United States First Lady Melania Trump has praised Saudi Arabia for the "empowerment of women" as she visited a General Electric all-female service centre in the Saudi capital Riyadh on 21 May during Donald Trump's first overseas trip as president.
During her visit at the GE business process service, Mrs Trump told 200 female employees that women should work together and educate their children well.
"Enjoyed talking to the incredible women working hard @GE_Saudi service centre. Great strides being made towards the empowerment of women," the First Lady later wrote on Twitter.
Her comments come after President Trump raised eyebrows for hailing Saudi Arabia for empowering women, given ultra-conservative Saudi Arabia's record on women's rights (see restrictions against women box below).
Women face severe restrictions in the world's most gender-segregated nation, where – despite being adults – they must obtain permission from a male guardian to travel abroad, marry and even be released from prison. They can also be required to provide approval to study, work and or access health care, according to Human Rights Watch.
The situation for women gradually started to change after the late King Abdullah declared in 2011 that women could join the government advisory Shura Council, marking a breakthrough in the kingdom's history.

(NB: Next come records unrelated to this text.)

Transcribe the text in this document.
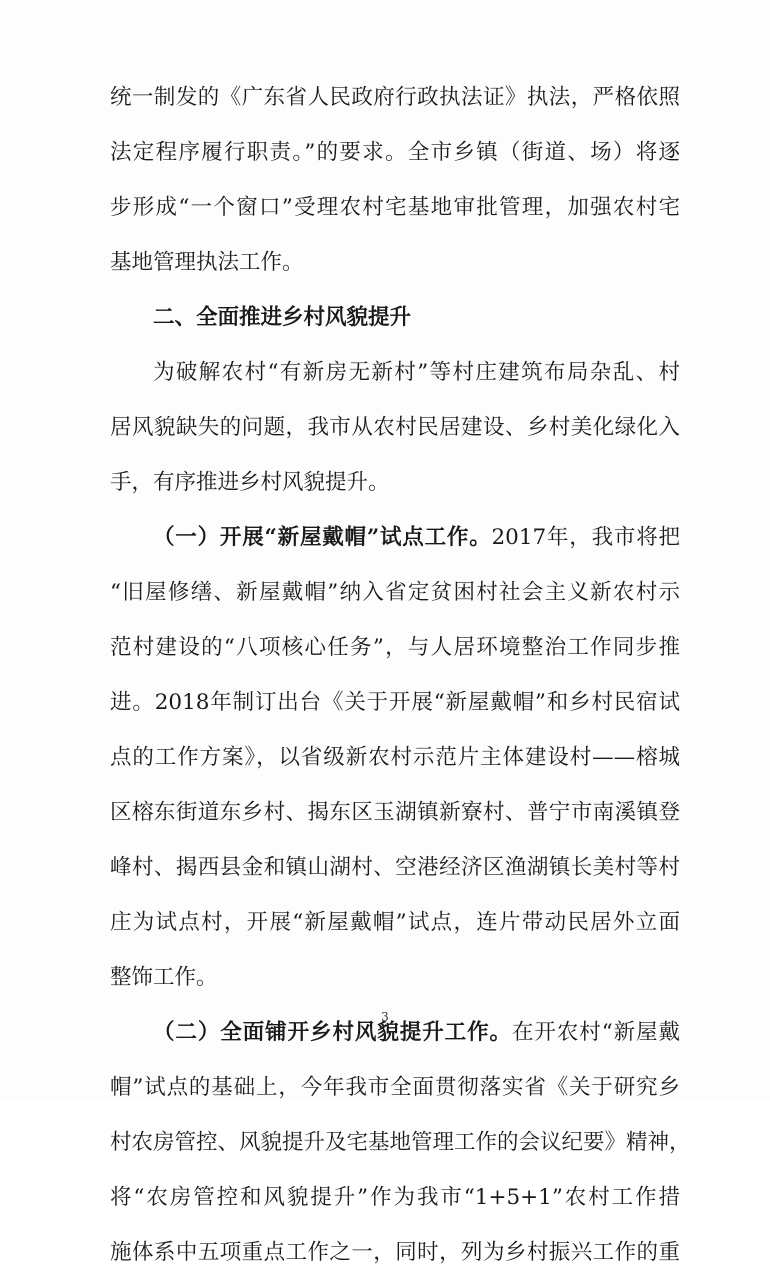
统一制发的《广东省人民政府行政执法证》执法，严格依照
法定程序履行职责。”的要求。全市乡镇（街道、场）将逐
步形成“一个窗口”受理农村宅基地审批管理，加强农村宅
基地管理执法工作。
二、全面推进乡村风貌提升
为破解农村“有新房无新村”等村庄建筑布局杂乱、村
居风貌缺失的问题，我市从农村民居建设、乡村美化绿化入
手，有序推进乡村风貌提升。
（一）开展“新屋戴帽”试点工作。2017年，我市将把
“旧屋修缮、新屋戴帽”纳入省定贫困村社会主义新农村示
范村建设的“八项核心任务”，与人居环境整治工作同步推
进。2018年制订出台《关于开展“新屋戴帽”和乡村民宿试
点的工作方案》，以省级新农村示范片主体建设村——榕城
区榕东街道东乡村、揭东区玉湖镇新寮村、普宁市南溪镇登
峰村、揭西县金和镇山湖村、空港经济区渔湖镇长美村等村
庄为试点村，开展“新屋戴帽”试点，连片带动民居外立面
整饰工作。
（二）全面铺开乡村风貌提升工作。在开农村“新屋戴
帽”试点的基础上，今年我市全面贯彻落实省《关于研究乡
村农房管控、风貌提升及宅基地管理工作的会议纪要》精神，
将“农房管控和风貌提升”作为我市“1+5+1”农村工作措
施体系中五项重点工作之一，同时，列为乡村振兴工作的重
3
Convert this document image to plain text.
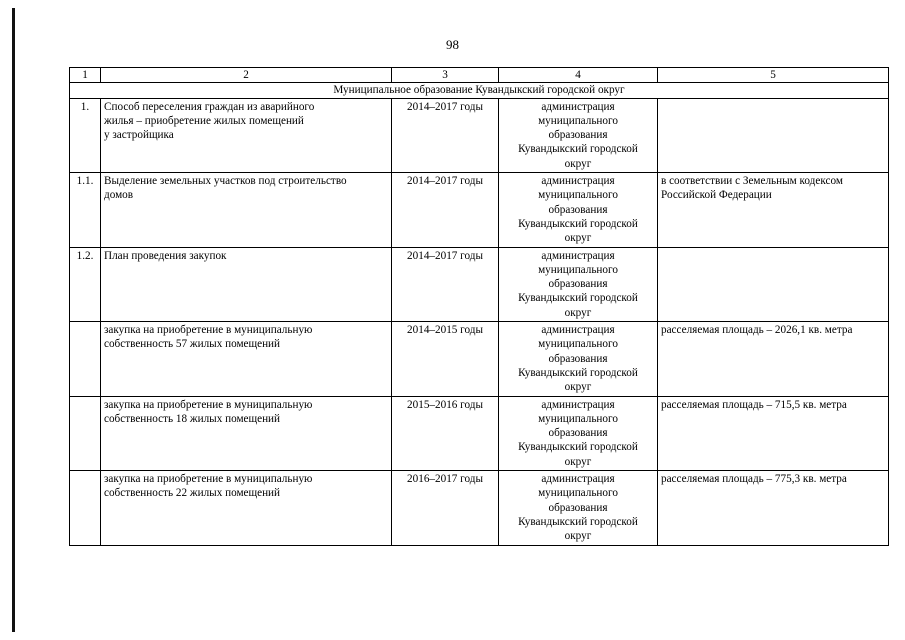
98
1	2	3	4	5
Муниципальное образование Кувандыкский городской округ				
1.	Способ переселения граждан из аварийного
жилья – приобретение жилых помещений
у застройщика	2014–2017 годы	администрация
муниципального
образования
Кувандыкский городской
округ	
1.1.	Выделение земельных участков под строительство
домов	2014–2017 годы	администрация
муниципального
образования
Кувандыкский городской
округ	в соответствии с Земельным кодексом
Российской Федерации
1.2.	План проведения закупок	2014–2017 годы	администрация
муниципального
образования
Кувандыкский городской
округ	
	закупка на приобретение в муниципальную
собственность 57 жилых помещений	2014–2015 годы	администрация
муниципального
образования
Кувандыкский городской
округ	расселяемая площадь – 2026,1 кв. метра
	закупка на приобретение в муниципальную
собственность 18 жилых помещений	2015–2016 годы	администрация
муниципального
образования
Кувандыкский городской
округ	расселяемая площадь – 715,5 кв. метра
	закупка на приобретение в муниципальную
собственность 22 жилых помещений	2016–2017 годы	администрация
муниципального
образования
Кувандыкский городской
округ	расселяемая площадь – 775,3 кв. метра
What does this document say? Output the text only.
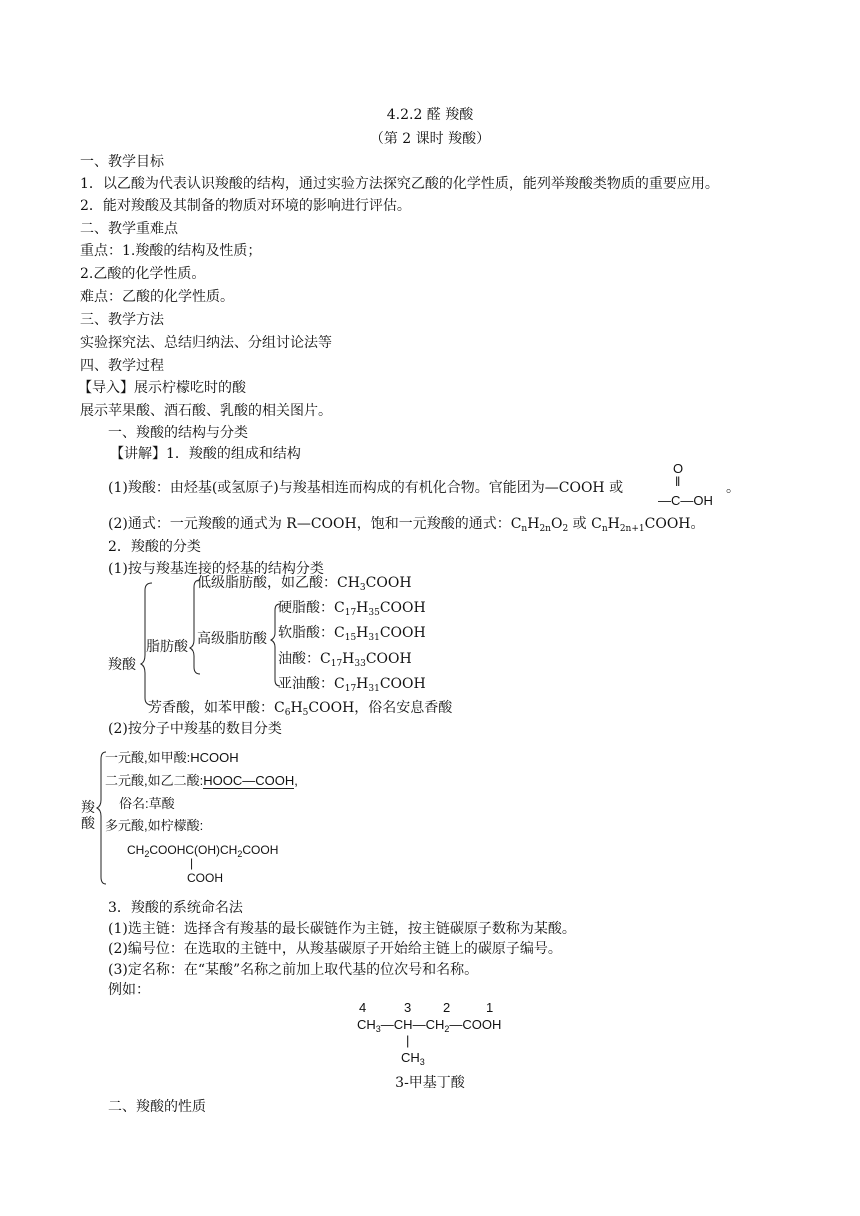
4.2.2 醛 羧酸
（第 2 课时 羧酸）
一、教学目标
1．以乙酸为代表认识羧酸的结构，通过实验方法探究乙酸的化学性质，能列举羧酸类物质的重要应用。
2．能对羧酸及其制备的物质对环境的影响进行评估。
二、教学重难点
重点：1.羧酸的结构及性质；
2.乙酸的化学性质。
难点：乙酸的化学性质。
三、教学方法
实验探究法、总结归纳法、分组讨论法等
四、教学过程
【导入】展示柠檬吃时的酸
展示苹果酸、酒石酸、乳酸的相关图片。
一、羧酸的结构与分类
【讲解】1．羧酸的组成和结构
(1)羧酸：由烃基(或氢原子)与羧基相连而构成的有机化合物。官能团为—COOH 或
O
‖
—C—OH
。
(2)通式：一元羧酸的通式为 R—COOH，饱和一元羧酸的通式：$C_nH_{2n}O_2$ 或 $C_nH_{2n+1}COOH$。
2．羧酸的分类
(1)按与羧基连接的烃基的结构分类
羧酸
脂肪酸
低级脂肪酸，如乙酸：$CH_3COOH$
高级脂肪酸
硬脂酸：$C_{17}H_{35}COOH$
软脂酸：$C_{15}H_{31}COOH$
油酸：$C_{17}H_{33}COOH$
亚油酸：$C_{17}H_{31}COOH$
芳香酸，如苯甲酸：$C_6H_5COOH$，俗名安息香酸
(2)按分子中羧基的数目分类
羧
酸
一元酸,如甲酸:HCOOH
二元酸,如乙二酸:HOOC—COOH,
俗名:草酸
多元酸,如柠檬酸:
$CH_2COOHC(OH)CH_2COOH$
|
COOH
3．羧酸的系统命名法
(1)选主链：选择含有羧基的最长碳链作为主链，按主链碳原子数称为某酸。
(2)编号位：在选取的主链中，从羧基碳原子开始给主链上的碳原子编号。
(3)定名称：在“某酸”名称之前加上取代基的位次号和名称。
例如：
4	3 2	1
$CH_3—CH—CH_2—COOH$
|
$CH_3$
3-甲基丁酸
二、羧酸的性质
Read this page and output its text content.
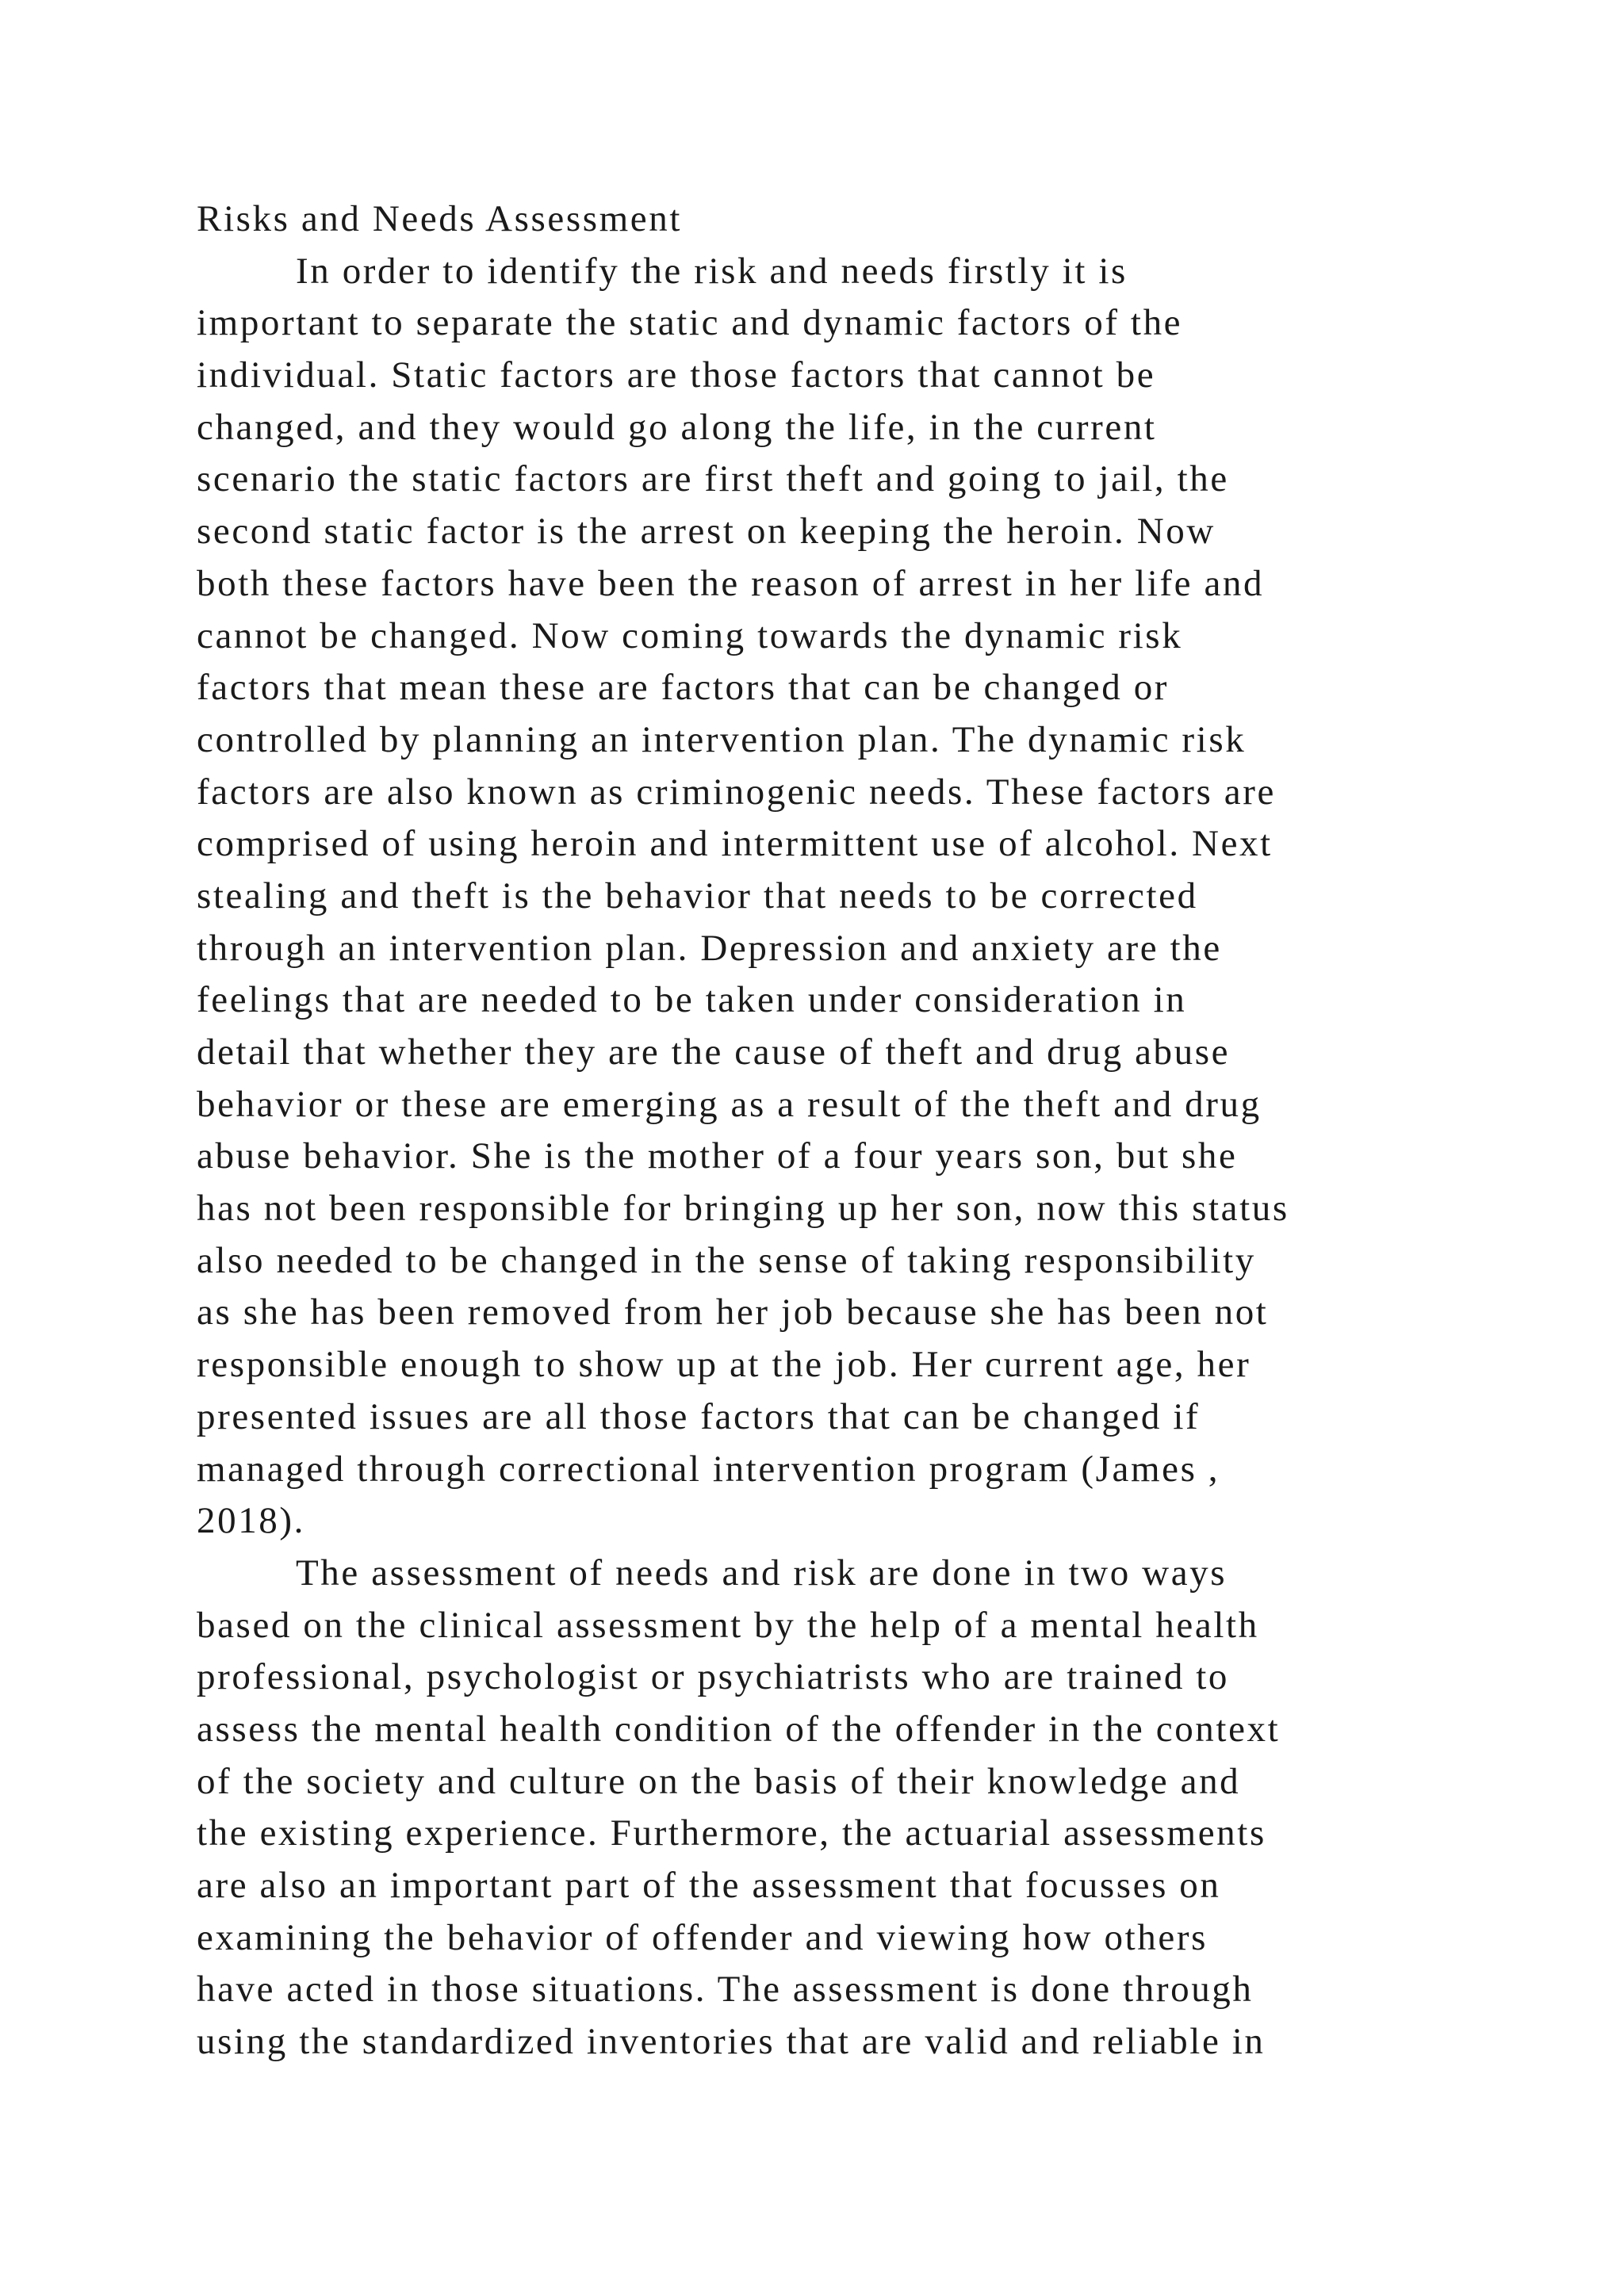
Risks and Needs Assessment
In order to identify the risk and needs firstly it is
important to separate the static and dynamic factors of the
individual. Static factors are those factors that cannot be
changed, and they would go along the life, in the current
scenario the static factors are first theft and going to jail, the
second static factor is the arrest on keeping the heroin. Now
both these factors have been the reason of arrest in her life and
cannot be changed. Now coming towards the dynamic risk
factors that mean these are factors that can be changed or
controlled by planning an intervention plan. The dynamic risk
factors are also known as criminogenic needs. These factors are
comprised of using heroin and intermittent use of alcohol. Next
stealing and theft is the behavior that needs to be corrected
through an intervention plan. Depression and anxiety are the
feelings that are needed to be taken under consideration in
detail that whether they are the cause of theft and drug abuse
behavior or these are emerging as a result of the theft and drug
abuse behavior. She is the mother of a four years son, but she
has not been responsible for bringing up her son, now this status
also needed to be changed in the sense of taking responsibility
as she has been removed from her job because she has been not
responsible enough to show up at the job. Her current age, her
presented issues are all those factors that can be changed if
managed through correctional intervention program (James ,
2018).
The assessment of needs and risk are done in two ways
based on the clinical assessment by the help of a mental health
professional, psychologist or psychiatrists who are trained to
assess the mental health condition of the offender in the context
of the society and culture on the basis of their knowledge and
the existing experience. Furthermore, the actuarial assessments
are also an important part of the assessment that focusses on
examining the behavior of offender and viewing how others
have acted in those situations. The assessment is done through
using the standardized inventories that are valid and reliable in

For the first time that year, King Abdullah granted women the right to vote saying, "we refuse to marginalise women's role in Saudi society". Following negotiations with religious leaders in the Persian Gulf country, which applies a strict version of Islamic law, King Abdullah passed a royal decree which allowed females to vote in local elections in December 2015.
Saudi Arabia's restrictions against women
■ Saudi Arabia is the only country in the world where women are not allowed to drive
■ When leaving the house, Saudi women need to be accompanied by a "mahram" who is usually a male relative that a woman cannot marry at any time in her life
■ A woman cannot open a bank account without her husband's permission
■ Some restaurants ban single women "to avoid shocking behaviour"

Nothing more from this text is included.